Satu waktu di musim panas, Takao melempar sepatu asal-asalan demi lari mengejar ombak. Buih berkilauan di bawah matahari sore sedang debur memecah karang itu membasuh pendengarannya yang merindu alam. Ia sempat menyesali ketergesaan melompat dari mobil, sehingga kamera di jok belakang tak terpikir diambil. Waktu sebentar lagi menjemput sunset dan minimal ingin ia abadikan. Tapi, oh, masa bodoh, lihat hamparan pasir putih ini! Kapan terakhir kali dia main ke laut? Jika pemotretan bulan lalu tak dihitung, berarti sekitar … enam? Delapan bulan?

Takao hampir terlalu antusias hingga tersandung kaki sendiri, ditambah fakta bahwa dia berjalan sambil menoleh ke sana kemari, sibuk mengagumi lanskap horizon. Takao mendarat dengan lutut, iris tertumbuk pada pasir putih yang belum terjamah ombak. Ia raup segenggam penuh dan melambungkan tinggi-tinggi. Tertawa kala butiran-butiran halus itu balik menghujani. "Pantai! Laut! Kita sedang di pantai, Shin-chan!"

Midorima membungkuk untuk memungut hak tinggi yang Takao campakkan begitu saja. Membuang napas. Bisa-bisanya gadis itu tidak berpikiran mengganti sepatu dulu—berjalan di pasir dengan hak tujuh senti pasti mengerikan—walau pada akhirya dilepas. Yah, Takao sekali. Mereka langsung kemari dari lokasi villa pemotretan Takao—terima kasih ia sedang libur jadi bisa menjemput—karena Takao menolak pulang dan menarik-narik ujung jaketnya, hei hei Shin-chan bagaimana kalau ke pantai? Raut wajah Takao perpaduan lelah serta suntuk, dan Midorima putuskan setuju. Takao bahkan masih mengenakan terusan selutut berpotongan sederhana, one piece warna putih dengan beberapa lipit, sulaman-sulaman yang menghasilkan kesan musim panas, satu dari beberapa stel yang Takao letakkan di kursi belakang mobil. Dari perusahaan mode yang ia peragakan produknya, Takao pernah bilang sejumlah baju di lemari juga berasal dari hal sama. Midorima tidak ambil pusing.

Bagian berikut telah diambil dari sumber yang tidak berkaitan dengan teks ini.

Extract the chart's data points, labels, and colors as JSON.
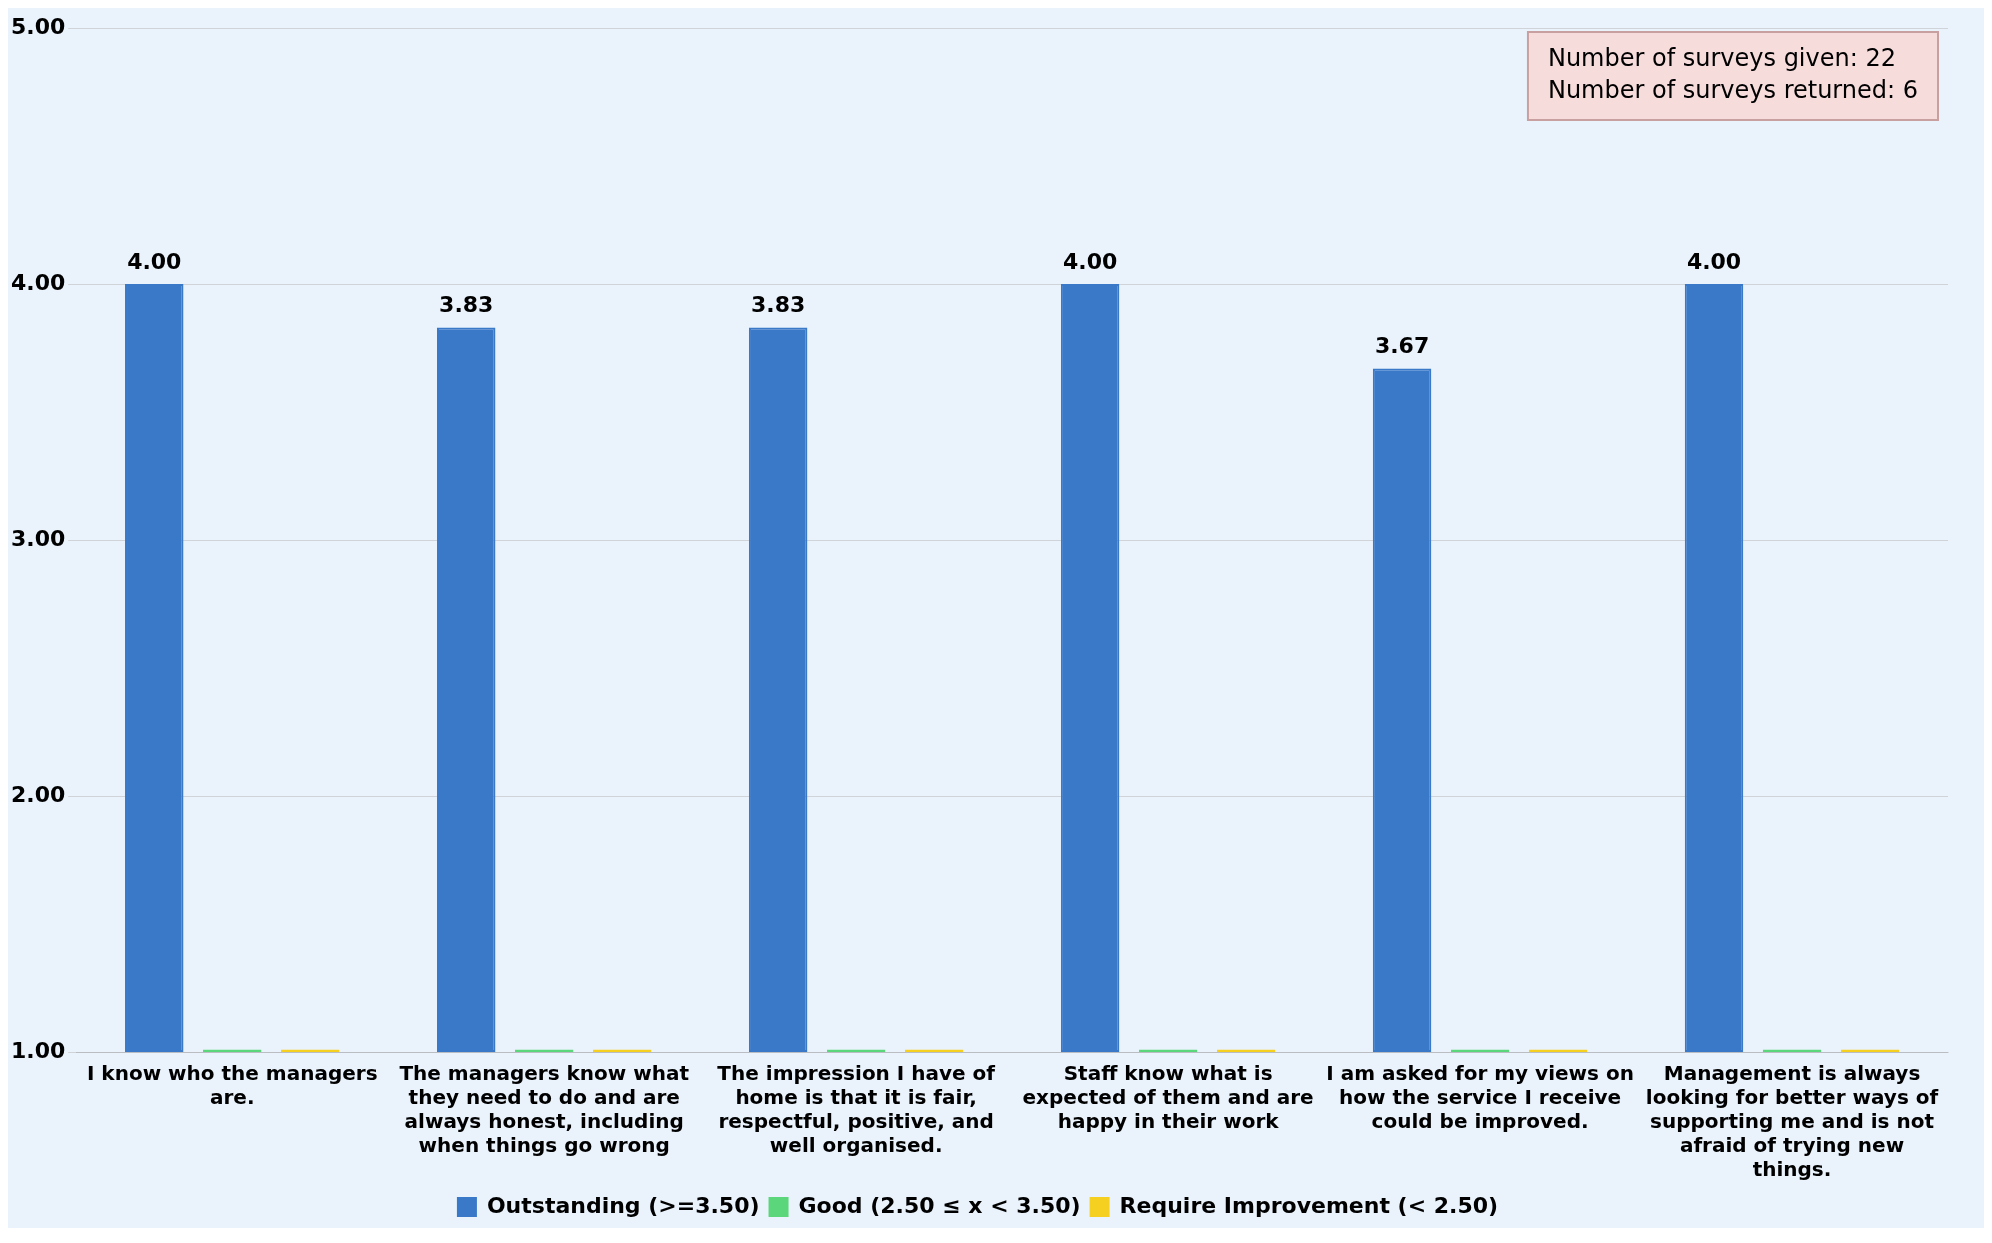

Hujan pasir mengembalikan Midorima dari lamunan. Takao telah berdiri di sana, belum melangkah ke bibir pantai walau matanya berkali-kali mengintip ombak. Masih ada satu genggam penuh di tangan kanan. "Jangan cuma diam saja, lah, jarang-jarang kita bisa ke sini!"

Mungkin itulah daya tarik Takao sebagai seorang model: ekspresi riang tak dibuat-buat. Takao bisa dengan mudah menarik senyum lebar dan membuat suasana sekitar cerah, seolah-olah ia punya kemampuan meringankan atmosfer seburuk apapun. Takao senang tertawa tanpa ragu-ragu, dan Midorima pernah refleks ikut mengulum senyum, baik ketika Takao tertawa di sampingnya atau dengan perantara lembar majalah. Salah satu sebab mengapa ia memiliki imej ceria di media massa.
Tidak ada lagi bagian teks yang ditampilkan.